Re: Emacs 23.1.93 pretest

[Eli Zaretskii]

> From: Chong Yidong <address@hidden>
> Cc: address@hidden
> Date: Sat, 27 Feb 2010 16:37:47 -0500
> 
> Eli Zaretskii <address@hidden> writes:
> 
> > "bzr bisect" points to this change as the reason for this bug:
> >
> >     2010-02-05  Chong Yidong  <address@hidden>
> >
> >         * charset.c (load_charset_map_from_file): Allocate large
> >         charset_map_entries structure on the heap rather than the stack.
> >         (Bug#5526).
> >
> > The revisions before this change works correctly; all revisions after
> > it fail as described above.
> 
> Hmm, this is strange.  This change (actually the succeeding 2010-02-06
> change to the same place) switches from using alloca to SAFE_ALLOCA
> (i.e. malloc, since the desired structure is large).  But the only way I
> can see for this code to crash is if load_charset_map somehow makes a
> pointer into the allocated structure.  But in that case, the old alloca
> case should have crashed too.

Yes, it _is_ weird.  But the effect (see below) does look like we are
freeing memory being used, or maybe overwriting some allocated buffer,
or in some other way thrashing the arena.

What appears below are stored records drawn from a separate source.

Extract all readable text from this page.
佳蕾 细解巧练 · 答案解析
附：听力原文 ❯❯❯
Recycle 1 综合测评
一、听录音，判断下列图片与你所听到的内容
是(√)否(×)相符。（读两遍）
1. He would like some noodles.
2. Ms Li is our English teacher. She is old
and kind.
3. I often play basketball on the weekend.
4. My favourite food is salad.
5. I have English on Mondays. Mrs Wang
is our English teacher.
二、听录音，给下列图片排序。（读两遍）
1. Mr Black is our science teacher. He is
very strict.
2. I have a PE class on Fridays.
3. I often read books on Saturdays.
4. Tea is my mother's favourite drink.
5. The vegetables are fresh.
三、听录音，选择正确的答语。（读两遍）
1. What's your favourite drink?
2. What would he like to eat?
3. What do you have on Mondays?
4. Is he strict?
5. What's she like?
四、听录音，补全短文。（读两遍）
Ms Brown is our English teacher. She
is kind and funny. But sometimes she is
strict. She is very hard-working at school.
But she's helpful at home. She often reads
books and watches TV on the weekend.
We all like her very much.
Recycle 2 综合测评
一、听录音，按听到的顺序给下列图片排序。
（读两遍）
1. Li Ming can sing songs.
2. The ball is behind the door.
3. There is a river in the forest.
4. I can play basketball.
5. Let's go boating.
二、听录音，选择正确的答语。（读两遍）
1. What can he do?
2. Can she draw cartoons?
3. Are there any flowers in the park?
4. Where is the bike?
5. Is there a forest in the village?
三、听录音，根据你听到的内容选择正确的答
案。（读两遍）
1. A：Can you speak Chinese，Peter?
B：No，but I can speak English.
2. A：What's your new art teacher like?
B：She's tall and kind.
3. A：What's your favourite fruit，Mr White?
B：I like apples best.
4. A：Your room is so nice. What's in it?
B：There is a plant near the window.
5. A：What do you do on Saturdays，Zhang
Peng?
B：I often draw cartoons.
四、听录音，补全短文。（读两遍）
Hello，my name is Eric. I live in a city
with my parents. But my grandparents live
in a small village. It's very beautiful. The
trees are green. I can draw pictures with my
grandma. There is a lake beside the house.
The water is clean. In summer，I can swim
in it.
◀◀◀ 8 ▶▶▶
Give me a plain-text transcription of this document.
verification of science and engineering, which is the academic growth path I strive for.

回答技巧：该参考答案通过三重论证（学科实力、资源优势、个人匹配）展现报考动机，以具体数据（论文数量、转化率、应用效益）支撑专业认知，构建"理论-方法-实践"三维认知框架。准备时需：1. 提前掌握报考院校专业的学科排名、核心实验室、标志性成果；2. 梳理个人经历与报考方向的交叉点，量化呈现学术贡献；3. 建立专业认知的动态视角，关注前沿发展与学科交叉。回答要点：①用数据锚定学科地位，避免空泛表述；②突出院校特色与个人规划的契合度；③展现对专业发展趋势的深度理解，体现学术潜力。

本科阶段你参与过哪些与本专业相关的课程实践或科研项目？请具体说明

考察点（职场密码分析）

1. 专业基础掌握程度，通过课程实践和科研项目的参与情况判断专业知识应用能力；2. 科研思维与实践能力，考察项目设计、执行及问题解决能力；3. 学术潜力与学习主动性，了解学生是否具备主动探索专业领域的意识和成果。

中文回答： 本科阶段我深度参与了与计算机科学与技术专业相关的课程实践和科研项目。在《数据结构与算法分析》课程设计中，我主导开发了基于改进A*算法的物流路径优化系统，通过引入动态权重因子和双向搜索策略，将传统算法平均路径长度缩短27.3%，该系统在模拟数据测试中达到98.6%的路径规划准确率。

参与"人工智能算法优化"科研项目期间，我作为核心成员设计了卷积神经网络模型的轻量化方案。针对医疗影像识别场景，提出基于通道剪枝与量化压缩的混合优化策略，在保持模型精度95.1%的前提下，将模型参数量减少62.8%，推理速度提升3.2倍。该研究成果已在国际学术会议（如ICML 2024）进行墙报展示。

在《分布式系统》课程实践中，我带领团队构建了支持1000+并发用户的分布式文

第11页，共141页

> If you remove the SAFE_FREE () calls, does that prevent the crash?

There's only one SAFE_FREE call that I see; if I remove it, temacs
crashes at loadup time, when it loads mule-conf.  So I cannot even get
as far as building Emacs.

Btw, the problem I was trying to reproduce with "bzr bisect" was not a
crash, but rather the fact that visiting an emacs-mule encoded desktop
file with that Latin-2 character in it caused some 15K characters
following the Latin-2 one be overwritten with nulls.  The original
crash somehow happens only when I click on an icon that invokes
runemacs.exe, and I cannot reproduce it with the -Q switch.  But since
both issues seem to be related to decoding emacs-mule, and they both
happen when visiting or loading the .emacs.desktop file, I'm assuming
that these are different manifestations of the same problem.